Sunday, July 9, 2023

In May, the UK's debt-to-GDP ratio topped 100% for the first time since 1961. EY ITEM club adviser Martin Beck told The Guardian June 21: "Higher inflation combined with higher short- and long-term interest rates will significantly increase the level of debt interest payments".
Image: Madeleine Liu.

The United Kingdom's Debt Management Office (DMO) auctioned off £4 billion in government debt as two-year gilt-edged securities Wednesday with an average annual yield of 5.668%, the highest since June 2007.

In the UK, the DMO issues gilts, called 'bonds' in other countries, as securities to finance the government's spending when it exceeds the revenue generated from taxation.

Despite strong demand, with bids for the gilts totalling over £11 billion, returns were pushed to a fifteen-year high because, media reported, traders believed the Bank of England (BoE) would continue raising interest rates, and because of high inflation devaluing returns.

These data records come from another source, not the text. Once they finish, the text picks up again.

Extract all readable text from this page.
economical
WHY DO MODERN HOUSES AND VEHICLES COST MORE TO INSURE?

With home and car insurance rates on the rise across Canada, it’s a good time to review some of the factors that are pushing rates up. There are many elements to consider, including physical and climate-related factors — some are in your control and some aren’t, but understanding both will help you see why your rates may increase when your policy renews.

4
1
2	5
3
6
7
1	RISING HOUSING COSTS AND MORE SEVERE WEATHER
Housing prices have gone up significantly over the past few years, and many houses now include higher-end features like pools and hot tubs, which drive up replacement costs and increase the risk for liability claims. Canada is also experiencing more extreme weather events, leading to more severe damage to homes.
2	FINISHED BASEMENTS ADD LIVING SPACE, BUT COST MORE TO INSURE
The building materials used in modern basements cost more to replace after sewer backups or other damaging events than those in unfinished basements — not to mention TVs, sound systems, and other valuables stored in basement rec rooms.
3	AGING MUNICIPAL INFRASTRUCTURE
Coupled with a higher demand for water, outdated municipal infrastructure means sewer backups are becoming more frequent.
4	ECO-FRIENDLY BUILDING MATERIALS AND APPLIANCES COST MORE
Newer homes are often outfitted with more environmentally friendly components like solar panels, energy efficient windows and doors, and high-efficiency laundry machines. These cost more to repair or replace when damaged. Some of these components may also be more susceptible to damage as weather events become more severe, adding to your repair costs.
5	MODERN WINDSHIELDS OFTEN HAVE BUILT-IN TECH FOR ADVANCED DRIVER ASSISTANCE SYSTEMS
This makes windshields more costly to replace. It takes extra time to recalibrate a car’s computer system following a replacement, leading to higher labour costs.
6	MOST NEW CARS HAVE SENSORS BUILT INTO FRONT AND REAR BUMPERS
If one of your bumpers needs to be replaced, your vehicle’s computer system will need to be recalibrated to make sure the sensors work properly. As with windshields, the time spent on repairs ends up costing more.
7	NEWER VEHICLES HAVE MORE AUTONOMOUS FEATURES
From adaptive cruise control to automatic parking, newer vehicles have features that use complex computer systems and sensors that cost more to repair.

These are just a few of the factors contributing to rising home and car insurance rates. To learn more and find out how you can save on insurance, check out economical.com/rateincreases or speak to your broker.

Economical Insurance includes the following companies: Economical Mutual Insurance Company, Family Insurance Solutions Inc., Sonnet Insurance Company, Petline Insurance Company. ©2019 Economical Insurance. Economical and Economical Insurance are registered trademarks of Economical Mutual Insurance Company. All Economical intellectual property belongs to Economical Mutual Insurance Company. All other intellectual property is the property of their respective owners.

On June 22, the Bank's Monetary Policy Committee upped its bank rate in the thirteenth consecutive rise from 4.5% to 5% after "significant upside news in recent data that indicates more persistence in the inflation process".

That day, HSBC asset strategist Joseph Little told Reuters the BoE may increase its main interest rate to up to 6% because "[i]nflation pressures show more persistency and more momentum than other Western economies, and that forces the Bank into a hawkish corner". Reuters additionally reported investors believed rates would climb to about 6.25% sometime December before falling.

The effect of higher interest rates is that the same gilts with a maturity of October 2025 sold for an average yield of 4.874% last month and for 3.634% in January. However, NatWest bond specialists told Reuters last week the gilts were "one of the cheapest bonds on the UK fitted curve".

UK inflation held at 8.7% in May, contrary to forecasts, while core inflation, which excludes certain consumables like food and energy, increased to 7.1% from 6.8% in April, a high not seen since 1992. The BoE consequently revised its projection that by the end of 2023 inflation will come down to about 5%, not 4%.

In June 2007, the UK offloaded £2.5 billion worth of five-year gilts with an average yield of 5.790%.

At 08:17 BST (0717 UTC) Thursday, the yield on two-year gilts was 5.429%, while the ten-year gilt at 08:19 was 4.548%.